Sus razonamientos serán los siguientes: «Soy inocente; soy pobre; mi orangután vale mucho dinero, una verdadera fortuna para un hombre que se encuentra en mi situación. ¿Por qué he de perderlo por un vano temor al peligro? Lo tengo aquí, a mi alcance. Lo encontraron en el Bois de Boulogne, a mucha distancia del escenario de aquel crimen. ¿Quién sospecharía que un animal ha cometido semejante acción? La Policía está despistada. No ha obtenido  el  menor  indicio. Dado  el  caso  de  que  sospecharan  del animal, será imposible demostrar que yo tengo conocimiento del crimen, ni mezclarme en él por el solo hecho de conocerlo. Además, me conocen. El anunciante me señala como dueño del animal. No sé hasta qué punto llega este conocimiento. Si soslayo el reclamar una propiedad de tanto valor y que, además, se sabe que es mía, concluiré haciendo sospechoso al animal. No es prudente llamar la atención sobre mí ni sobre él. Contestaré, por tanto, a este anuncio, recobraré mi orangután y le encerraré hasta que se haya olvidado por completo este asunto.»
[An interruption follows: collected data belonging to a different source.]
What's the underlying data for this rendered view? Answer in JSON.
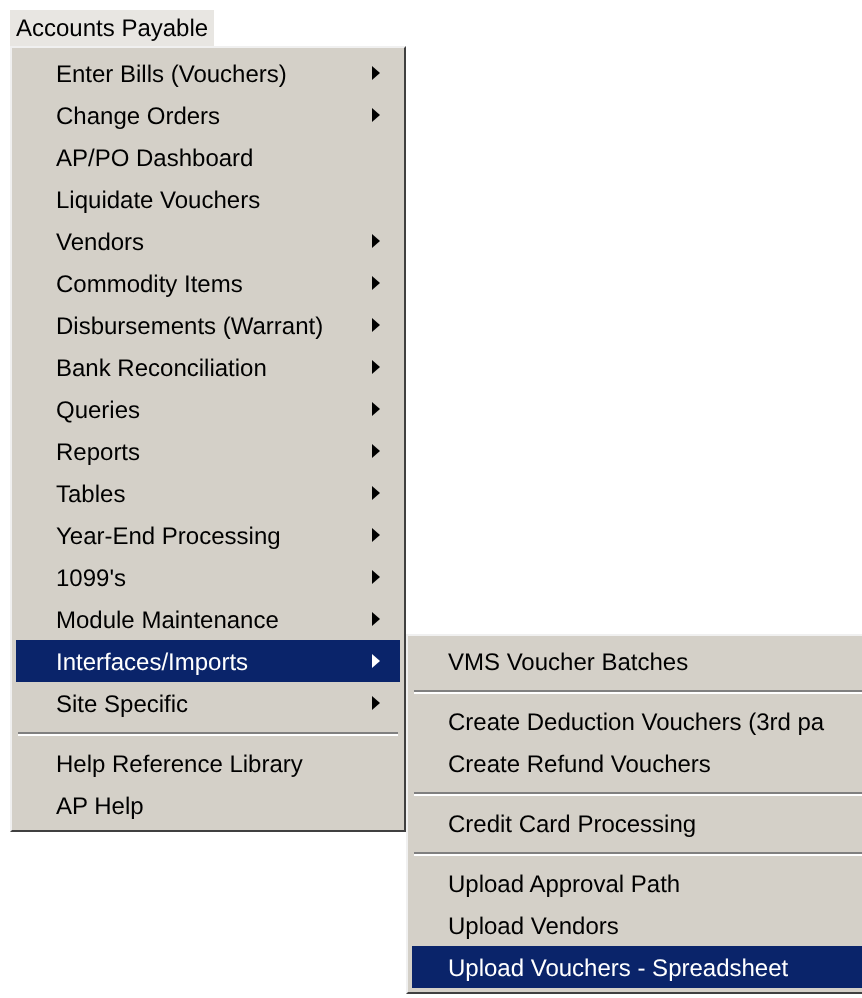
{
  "menu_title": "Accounts Payable",
  "menu": {
    "items": [
      {
        "kind": "item",
        "label": "Enter Bills (Vouchers)",
        "has_submenu": true,
        "selected": false
      },
      {
        "kind": "item",
        "label": "Change Orders",
        "has_submenu": true,
        "selected": false
      },
      {
        "kind": "item",
        "label": "AP/PO Dashboard",
        "has_submenu": false,
        "selected": false
      },
      {
        "kind": "item",
        "label": "Liquidate Vouchers",
        "has_submenu": false,
        "selected": false
      },
      {
        "kind": "item",
        "label": "Vendors",
        "has_submenu": true,
        "selected": false
      },
      {
        "kind": "item",
        "label": "Commodity Items",
        "has_submenu": true,
        "selected": false
      },
      {
        "kind": "item",
        "label": "Disbursements (Warrant)",
        "has_submenu": true,
        "selected": false
      },
      {
        "kind": "item",
        "label": "Bank Reconciliation",
        "has_submenu": true,
        "selected": false
      },
      {
        "kind": "item",
        "label": "Queries",
        "has_submenu": true,
        "selected": false
      },
      {
        "kind": "item",
        "label": "Reports",
        "has_submenu": true,
        "selected": false
      },
      {
        "kind": "item",
        "label": "Tables",
        "has_submenu": true,
        "selected": false
      },
      {
        "kind": "item",
        "label": "Year-End Processing",
        "has_submenu": true,
        "selected": false
      },
      {
        "kind": "item",
        "label": "1099's",
        "has_submenu": true,
        "selected": false
      },
      {
        "kind": "item",
        "label": "Module Maintenance",
        "has_submenu": true,
        "selected": false
      },
      {
        "kind": "item",
        "label": "Interfaces/Imports",
        "has_submenu": true,
        "selected": true
      },
      {
        "kind": "item",
        "label": "Site Specific",
        "has_submenu": true,
        "selected": false
      },
      {
        "kind": "separator"
      },
      {
        "kind": "item",
        "label": "Help Reference Library",
        "has_submenu": false,
        "selected": false
      },
      {
        "kind": "item",
        "label": "AP Help",
        "has_submenu": false,
        "selected": false
      }
    ]
  },
  "submenu": {
    "items": [
      {
        "kind": "item",
        "label": "VMS Voucher Batches",
        "has_submenu": false,
        "selected": false
      },
      {
        "kind": "separator"
      },
      {
        "kind": "item",
        "label": "Create Deduction Vouchers (3rd pa",
        "has_submenu": false,
        "selected": false
      },
      {
        "kind": "item",
        "label": "Create Refund Vouchers",
        "has_submenu": false,
        "selected": false
      },
      {
        "kind": "separator"
      },
      {
        "kind": "item",
        "label": "Credit Card Processing",
        "has_submenu": false,
        "selected": false
      },
      {
        "kind": "separator"
      },
      {
        "kind": "item",
        "label": "Upload Approval Path",
        "has_submenu": false,
        "selected": false
      },
      {
        "kind": "item",
        "label": "Upload Vendors",
        "has_submenu": false,
        "selected": false
      },
      {
        "kind": "item",
        "label": "Upload Vouchers - Spreadsheet",
        "has_submenu": false,
        "selected": true
      }
    ]
  }
}
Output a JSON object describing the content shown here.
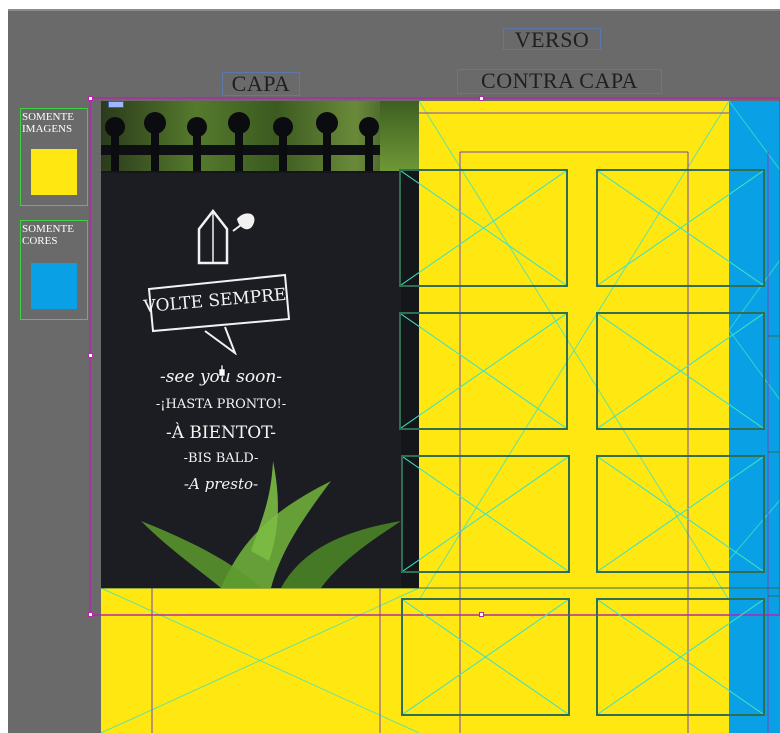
{
  "labels": {
    "verso": "VERSO",
    "capa": "CAPA",
    "contra_capa": "CONTRA CAPA"
  },
  "sidebar": {
    "images_only": "SOMENTE IMAGENS",
    "colors_only": "SOMENTE CORES"
  },
  "photo_sign": {
    "banner": "VOLTE SEMPRE",
    "lines": [
      "-see you soon-",
      "-¡HASTA PRONTO!-",
      "-À BIENTOT-",
      "-BIS BALD-",
      "-A presto-"
    ]
  },
  "colors": {
    "pasteboard": "#6a6a6a",
    "page_yellow": "#ffe812",
    "page_blue": "#0aa0e6",
    "frame_stroke": "#2f6e52",
    "guide_magenta": "#b02aa5",
    "guide_purple": "#7a46b8",
    "crossing_cyan": "#3fe0c0"
  }
}
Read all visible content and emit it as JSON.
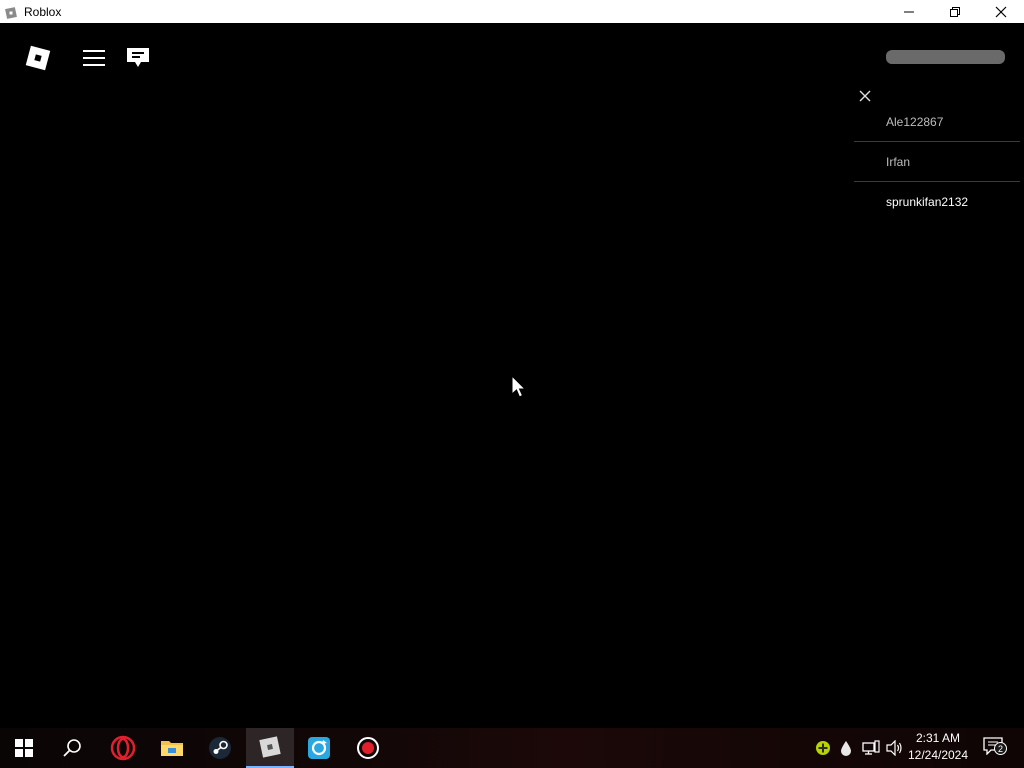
{
  "window": {
    "title": "Roblox",
    "controls": [
      "minimize",
      "restore",
      "close"
    ]
  },
  "game": {
    "top_icons": [
      "roblox-logo-icon",
      "menu-icon",
      "chat-icon"
    ],
    "player_list": {
      "players": [
        {
          "name": "Ale122867",
          "is_self": false
        },
        {
          "name": "Irfan",
          "is_self": false
        },
        {
          "name": "sprunkifan2132",
          "is_self": true
        }
      ]
    }
  },
  "taskbar": {
    "apps": [
      "start",
      "search",
      "opera",
      "file-explorer",
      "steam",
      "roblox",
      "app-sync",
      "recorder"
    ],
    "active_app": "roblox",
    "clock": {
      "time": "2:31 AM",
      "date": "12/24/2024"
    },
    "notifications_count": "2"
  },
  "colors": {
    "background": "#000000",
    "titlebar": "#ffffff",
    "player_text": "#bdbdbd",
    "self_text": "#ffffff",
    "accent": "#7ab4ff"
  }
}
En este instante oímos pasos en la escalera.
_Esté preparado -me dijo Dupin-. Tome sus pistolas, pero no las enseñe, hasta que yo le haga una señal.
Habíamos dejado abierta la puerta principal de la casa. El visitante entró sin llamar y subió algunos peldaños de la escalera. Sin embargo, parecía vacilar. Le oímos descender. Dupin se precipitó hacia la puerta, pero en ese instante le oímos subir de nuevo. Ahora ya no retrocedía, sino que subió con decisión y llamó a la puerta de nuestro piso.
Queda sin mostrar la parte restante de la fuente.